Maximum sentence for death drivers rises to 14 years

The maximum sentence for causing death by dangerous driving will increase from 10 to 14 years, Home Secretary David Blunkett has announced today.

The increase will target drivers who kill, be it through driving dangerously, driving whilst under the influence of drink or drugs or joyriding.

Drivers whose bad driving causes a death on the road can also be charged with the offence of manslaughter, which carries a maximum penalty of life imprisonment.

Home Secretary David Blunkett said: "Dangerous drivers who kill should be properly punished. The devastation they can cause is immeasurable, not only for victims' families, but for whole communities.

"This increase sends out a very strong signal about how seriously the government regards the crime. I hope that people take heed and that we lose fewer lives on the roads as a result."

A review of offences for bad driving is also currently underway, which will look at making proposals for changes to the law on serious driving offences, particularly where death or injury results.

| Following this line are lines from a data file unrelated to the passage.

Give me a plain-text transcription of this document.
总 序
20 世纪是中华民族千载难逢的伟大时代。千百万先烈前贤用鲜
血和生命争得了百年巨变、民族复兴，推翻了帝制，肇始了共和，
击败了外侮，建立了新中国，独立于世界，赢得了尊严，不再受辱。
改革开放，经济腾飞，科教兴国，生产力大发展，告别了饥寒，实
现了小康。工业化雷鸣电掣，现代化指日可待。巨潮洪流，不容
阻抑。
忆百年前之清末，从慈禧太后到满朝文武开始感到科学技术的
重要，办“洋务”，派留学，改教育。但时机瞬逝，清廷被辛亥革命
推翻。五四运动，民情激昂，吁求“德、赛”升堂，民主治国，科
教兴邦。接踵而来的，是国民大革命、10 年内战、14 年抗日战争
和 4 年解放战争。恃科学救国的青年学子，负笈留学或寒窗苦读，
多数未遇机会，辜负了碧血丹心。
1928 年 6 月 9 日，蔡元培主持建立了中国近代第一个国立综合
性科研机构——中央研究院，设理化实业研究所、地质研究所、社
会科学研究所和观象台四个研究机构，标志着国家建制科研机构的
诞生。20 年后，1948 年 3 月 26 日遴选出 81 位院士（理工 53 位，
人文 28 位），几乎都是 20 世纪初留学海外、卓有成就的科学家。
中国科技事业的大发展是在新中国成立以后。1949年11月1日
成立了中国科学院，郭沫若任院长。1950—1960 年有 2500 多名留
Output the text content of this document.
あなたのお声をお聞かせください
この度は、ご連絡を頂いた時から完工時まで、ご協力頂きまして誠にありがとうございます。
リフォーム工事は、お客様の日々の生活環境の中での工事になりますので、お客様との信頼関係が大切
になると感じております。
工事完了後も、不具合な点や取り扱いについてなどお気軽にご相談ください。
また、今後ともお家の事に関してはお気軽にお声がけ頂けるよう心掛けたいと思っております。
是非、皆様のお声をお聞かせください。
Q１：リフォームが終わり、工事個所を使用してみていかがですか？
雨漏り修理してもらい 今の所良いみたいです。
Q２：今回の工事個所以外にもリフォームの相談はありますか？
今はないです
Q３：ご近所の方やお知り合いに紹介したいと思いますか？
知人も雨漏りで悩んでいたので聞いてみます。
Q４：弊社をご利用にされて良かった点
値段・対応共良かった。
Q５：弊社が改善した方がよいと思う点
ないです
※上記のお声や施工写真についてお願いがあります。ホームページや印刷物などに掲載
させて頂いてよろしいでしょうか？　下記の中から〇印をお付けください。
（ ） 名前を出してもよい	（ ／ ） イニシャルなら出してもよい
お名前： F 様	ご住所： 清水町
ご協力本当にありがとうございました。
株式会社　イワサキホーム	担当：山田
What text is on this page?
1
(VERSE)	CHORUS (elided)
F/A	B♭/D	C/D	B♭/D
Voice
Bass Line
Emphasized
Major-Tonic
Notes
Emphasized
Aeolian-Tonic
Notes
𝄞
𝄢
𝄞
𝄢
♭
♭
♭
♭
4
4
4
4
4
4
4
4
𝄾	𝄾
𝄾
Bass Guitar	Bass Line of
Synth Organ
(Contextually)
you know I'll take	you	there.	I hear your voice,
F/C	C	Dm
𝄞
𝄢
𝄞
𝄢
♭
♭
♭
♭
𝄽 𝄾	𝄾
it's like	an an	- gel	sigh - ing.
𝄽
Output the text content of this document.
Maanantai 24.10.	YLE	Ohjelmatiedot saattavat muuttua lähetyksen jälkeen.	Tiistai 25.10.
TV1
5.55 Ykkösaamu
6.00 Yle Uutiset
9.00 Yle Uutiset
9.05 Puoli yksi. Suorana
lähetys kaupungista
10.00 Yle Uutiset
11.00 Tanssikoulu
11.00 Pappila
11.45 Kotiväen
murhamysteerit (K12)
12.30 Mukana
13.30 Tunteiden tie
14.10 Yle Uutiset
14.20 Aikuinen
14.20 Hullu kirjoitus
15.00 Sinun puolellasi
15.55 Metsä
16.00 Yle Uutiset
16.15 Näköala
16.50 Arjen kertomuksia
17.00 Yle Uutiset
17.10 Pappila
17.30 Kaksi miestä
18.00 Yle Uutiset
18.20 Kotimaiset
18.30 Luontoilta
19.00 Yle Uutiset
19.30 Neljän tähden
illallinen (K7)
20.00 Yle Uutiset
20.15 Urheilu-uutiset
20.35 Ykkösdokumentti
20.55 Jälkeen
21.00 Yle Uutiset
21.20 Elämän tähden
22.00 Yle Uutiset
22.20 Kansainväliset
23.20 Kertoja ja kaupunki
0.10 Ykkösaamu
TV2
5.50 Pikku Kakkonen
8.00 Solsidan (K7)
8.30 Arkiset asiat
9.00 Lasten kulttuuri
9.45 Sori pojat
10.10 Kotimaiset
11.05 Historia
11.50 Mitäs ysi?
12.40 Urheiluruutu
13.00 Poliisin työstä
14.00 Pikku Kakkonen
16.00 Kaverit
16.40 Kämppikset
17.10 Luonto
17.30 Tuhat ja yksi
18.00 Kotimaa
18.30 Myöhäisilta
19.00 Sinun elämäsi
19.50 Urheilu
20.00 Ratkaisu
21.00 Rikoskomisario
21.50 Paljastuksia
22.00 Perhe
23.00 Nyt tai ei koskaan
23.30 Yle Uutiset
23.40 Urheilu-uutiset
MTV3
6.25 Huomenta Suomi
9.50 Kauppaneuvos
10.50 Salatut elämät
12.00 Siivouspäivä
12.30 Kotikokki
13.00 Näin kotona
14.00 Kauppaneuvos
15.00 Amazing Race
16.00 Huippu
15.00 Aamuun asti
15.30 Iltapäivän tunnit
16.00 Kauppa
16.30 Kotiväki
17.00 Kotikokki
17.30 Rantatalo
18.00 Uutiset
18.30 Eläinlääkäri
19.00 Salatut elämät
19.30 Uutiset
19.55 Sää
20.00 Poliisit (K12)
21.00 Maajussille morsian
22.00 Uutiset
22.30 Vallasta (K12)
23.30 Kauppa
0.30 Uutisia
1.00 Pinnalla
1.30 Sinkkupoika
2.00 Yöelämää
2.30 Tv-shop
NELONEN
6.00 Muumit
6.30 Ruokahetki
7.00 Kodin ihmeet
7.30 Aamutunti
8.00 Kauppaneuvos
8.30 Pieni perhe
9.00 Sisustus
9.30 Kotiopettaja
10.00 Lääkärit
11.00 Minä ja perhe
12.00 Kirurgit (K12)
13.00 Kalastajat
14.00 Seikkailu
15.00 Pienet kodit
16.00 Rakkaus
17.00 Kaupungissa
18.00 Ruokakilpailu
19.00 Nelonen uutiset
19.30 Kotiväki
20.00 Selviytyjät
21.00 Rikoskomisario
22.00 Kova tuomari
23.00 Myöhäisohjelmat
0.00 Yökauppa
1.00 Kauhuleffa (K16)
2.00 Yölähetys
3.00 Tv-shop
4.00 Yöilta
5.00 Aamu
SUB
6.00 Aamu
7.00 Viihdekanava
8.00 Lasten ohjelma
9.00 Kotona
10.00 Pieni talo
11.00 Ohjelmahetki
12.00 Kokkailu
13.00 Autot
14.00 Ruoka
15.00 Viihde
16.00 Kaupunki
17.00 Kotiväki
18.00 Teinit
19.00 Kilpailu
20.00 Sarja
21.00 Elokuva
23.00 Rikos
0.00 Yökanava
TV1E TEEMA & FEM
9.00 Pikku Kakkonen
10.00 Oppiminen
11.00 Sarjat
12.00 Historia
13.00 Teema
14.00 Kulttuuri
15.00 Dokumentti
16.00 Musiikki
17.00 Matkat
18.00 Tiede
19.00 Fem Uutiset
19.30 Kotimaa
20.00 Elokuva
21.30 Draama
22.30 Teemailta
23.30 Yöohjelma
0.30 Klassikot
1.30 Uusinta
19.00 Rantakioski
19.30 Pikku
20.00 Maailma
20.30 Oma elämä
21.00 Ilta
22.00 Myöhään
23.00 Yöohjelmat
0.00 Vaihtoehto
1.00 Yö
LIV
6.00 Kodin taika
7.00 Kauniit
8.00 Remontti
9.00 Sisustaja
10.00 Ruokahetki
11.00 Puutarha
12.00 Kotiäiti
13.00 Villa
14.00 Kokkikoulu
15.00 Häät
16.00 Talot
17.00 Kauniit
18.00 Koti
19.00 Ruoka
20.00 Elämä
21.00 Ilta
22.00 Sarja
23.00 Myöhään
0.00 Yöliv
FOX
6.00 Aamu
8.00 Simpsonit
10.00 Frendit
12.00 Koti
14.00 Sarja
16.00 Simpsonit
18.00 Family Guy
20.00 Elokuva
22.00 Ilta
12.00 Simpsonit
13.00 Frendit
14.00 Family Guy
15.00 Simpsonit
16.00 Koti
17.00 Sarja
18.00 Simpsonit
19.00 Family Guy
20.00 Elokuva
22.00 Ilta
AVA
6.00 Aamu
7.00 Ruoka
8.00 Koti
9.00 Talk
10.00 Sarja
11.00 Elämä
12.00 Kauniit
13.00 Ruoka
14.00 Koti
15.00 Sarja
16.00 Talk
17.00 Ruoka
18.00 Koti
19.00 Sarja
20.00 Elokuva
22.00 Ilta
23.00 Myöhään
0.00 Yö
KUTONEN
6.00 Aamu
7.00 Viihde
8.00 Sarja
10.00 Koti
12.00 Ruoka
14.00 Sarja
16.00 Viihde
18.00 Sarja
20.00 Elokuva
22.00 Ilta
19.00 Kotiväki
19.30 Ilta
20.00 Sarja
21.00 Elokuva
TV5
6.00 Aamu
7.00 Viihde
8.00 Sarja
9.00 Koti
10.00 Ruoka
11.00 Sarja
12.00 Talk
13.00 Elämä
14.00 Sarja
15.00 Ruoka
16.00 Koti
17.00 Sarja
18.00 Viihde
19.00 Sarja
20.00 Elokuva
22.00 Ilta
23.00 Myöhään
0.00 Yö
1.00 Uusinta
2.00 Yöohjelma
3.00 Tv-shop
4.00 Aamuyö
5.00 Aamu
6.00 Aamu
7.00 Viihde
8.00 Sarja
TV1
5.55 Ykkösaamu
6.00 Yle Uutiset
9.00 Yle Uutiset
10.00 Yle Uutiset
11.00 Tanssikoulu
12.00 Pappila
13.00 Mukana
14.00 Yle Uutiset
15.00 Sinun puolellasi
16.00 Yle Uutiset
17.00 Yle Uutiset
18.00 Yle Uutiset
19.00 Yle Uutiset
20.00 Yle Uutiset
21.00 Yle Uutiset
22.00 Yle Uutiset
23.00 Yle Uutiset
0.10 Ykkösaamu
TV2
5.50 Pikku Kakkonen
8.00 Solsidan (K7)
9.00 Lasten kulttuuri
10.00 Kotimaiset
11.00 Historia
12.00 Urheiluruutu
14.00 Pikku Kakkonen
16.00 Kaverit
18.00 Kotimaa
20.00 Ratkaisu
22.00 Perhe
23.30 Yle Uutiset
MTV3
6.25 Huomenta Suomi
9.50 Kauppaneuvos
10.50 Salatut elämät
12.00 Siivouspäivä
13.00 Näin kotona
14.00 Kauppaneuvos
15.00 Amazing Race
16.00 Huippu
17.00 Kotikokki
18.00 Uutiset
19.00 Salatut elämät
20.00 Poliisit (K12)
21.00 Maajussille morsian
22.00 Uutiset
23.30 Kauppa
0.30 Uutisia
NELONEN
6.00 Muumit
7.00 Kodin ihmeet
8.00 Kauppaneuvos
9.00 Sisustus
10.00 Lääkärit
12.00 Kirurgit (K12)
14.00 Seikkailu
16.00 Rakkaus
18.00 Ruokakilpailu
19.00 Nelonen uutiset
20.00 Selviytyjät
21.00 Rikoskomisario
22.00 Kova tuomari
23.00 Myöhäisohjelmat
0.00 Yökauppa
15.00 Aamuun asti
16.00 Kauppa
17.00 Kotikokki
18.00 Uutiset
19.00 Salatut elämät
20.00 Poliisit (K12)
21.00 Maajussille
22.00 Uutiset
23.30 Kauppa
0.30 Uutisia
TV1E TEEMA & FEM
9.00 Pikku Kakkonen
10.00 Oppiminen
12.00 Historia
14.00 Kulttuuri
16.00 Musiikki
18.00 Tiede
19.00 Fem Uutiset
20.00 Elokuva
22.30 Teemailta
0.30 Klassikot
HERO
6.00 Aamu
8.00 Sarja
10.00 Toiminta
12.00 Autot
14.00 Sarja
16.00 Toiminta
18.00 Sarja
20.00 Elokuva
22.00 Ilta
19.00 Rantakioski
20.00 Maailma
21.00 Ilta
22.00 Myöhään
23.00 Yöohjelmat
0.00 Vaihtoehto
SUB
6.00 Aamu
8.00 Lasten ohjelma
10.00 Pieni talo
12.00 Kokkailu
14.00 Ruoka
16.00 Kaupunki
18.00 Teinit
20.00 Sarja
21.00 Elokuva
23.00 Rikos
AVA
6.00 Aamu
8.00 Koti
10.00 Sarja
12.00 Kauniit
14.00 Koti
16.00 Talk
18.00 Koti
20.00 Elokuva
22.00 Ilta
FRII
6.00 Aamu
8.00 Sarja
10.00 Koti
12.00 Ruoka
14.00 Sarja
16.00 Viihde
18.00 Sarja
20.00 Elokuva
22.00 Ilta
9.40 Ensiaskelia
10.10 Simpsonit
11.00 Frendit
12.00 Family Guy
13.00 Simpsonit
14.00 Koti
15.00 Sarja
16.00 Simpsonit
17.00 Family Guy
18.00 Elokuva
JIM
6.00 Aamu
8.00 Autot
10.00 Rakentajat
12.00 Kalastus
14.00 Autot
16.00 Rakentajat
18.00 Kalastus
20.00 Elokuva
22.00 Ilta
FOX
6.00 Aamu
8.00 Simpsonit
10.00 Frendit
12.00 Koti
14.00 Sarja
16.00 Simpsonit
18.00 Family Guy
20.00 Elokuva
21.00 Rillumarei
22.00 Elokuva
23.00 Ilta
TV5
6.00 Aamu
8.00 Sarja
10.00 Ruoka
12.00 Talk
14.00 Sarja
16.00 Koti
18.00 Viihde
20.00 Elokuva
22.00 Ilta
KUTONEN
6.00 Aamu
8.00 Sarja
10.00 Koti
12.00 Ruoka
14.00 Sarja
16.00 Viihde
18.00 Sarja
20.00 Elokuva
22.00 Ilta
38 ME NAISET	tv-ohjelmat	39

Road Safety Minister David Jamieson said: "A very small minority of drivers commit this most serious offence, and bring misery to the families of those people killed in road accidents, as well as causing danger and major inconvenience to the vast majority of law-abiding motorists."

The provision in section 285 of the Criminal Justice Act 2003 increases the maximum penalties for: causing death by dangerous driving (from a maximum of 10 to 14 years), causing death by careless driving whilst under the influence of drink or drugs (from 10 to 14 years), aggravated vehicle taking where, owing to the driving of the vehicle, a death results (from 5 to 14 years).